Respiro profondamente, godendo di questa espansione cosmica che parte da me e attraversa tutto l’universo che io sto tenendo insieme con i miei pensieri o meglio con il lavoro chimico delle mie cellule: indefesse bruciano sostanze e ne creano altre in un gioco di circoli estendentisi in uno spazio vanificato dall’infinità.

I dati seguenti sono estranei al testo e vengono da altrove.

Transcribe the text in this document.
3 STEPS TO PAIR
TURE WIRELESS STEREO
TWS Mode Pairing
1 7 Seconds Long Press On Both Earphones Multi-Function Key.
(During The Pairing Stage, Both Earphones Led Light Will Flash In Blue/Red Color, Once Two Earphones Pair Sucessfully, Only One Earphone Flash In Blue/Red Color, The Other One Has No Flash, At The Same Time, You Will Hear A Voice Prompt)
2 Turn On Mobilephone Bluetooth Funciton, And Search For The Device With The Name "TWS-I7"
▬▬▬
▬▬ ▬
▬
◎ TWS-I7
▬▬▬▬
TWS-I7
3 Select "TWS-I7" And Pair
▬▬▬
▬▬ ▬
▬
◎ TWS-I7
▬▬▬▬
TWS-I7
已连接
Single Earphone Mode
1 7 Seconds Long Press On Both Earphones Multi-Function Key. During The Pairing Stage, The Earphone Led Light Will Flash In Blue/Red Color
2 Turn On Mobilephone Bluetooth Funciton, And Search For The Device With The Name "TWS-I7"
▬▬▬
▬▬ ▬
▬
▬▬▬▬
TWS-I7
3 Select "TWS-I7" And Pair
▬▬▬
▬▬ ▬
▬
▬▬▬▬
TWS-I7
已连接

Sirio brilla nel cielo. La stella più luminosa, accanto al mio spirito, come fiammella che ne riscalda i precordi, tanta è la mia grandezza questa sera.
Ecco colta la diversità.
Adesso posso dormire in pace, anche per tutta l’eternità.
Le mie mani intrecciate, senza movimento, si polverizzeranno ma, quando per me non sarà pù necessaria la farsa dello spazio né quella del tempo, allora riandrò all’origine delle origini, quella in cui, con alta visione, come su una montagna a vedere nascere l’Universo, rivedrò le mani del me stesso di ora accanto a quelle me stesso bambino – e non ci sarà più distinzione: prio in quell’istante tutto sarà colto in abbraccio comune che la vita fa con se stessa, amandosi vivacemente, stringendosi in sé e concentrandosi nell’unico punto illimitato di cui può essere fatta la nostra anima.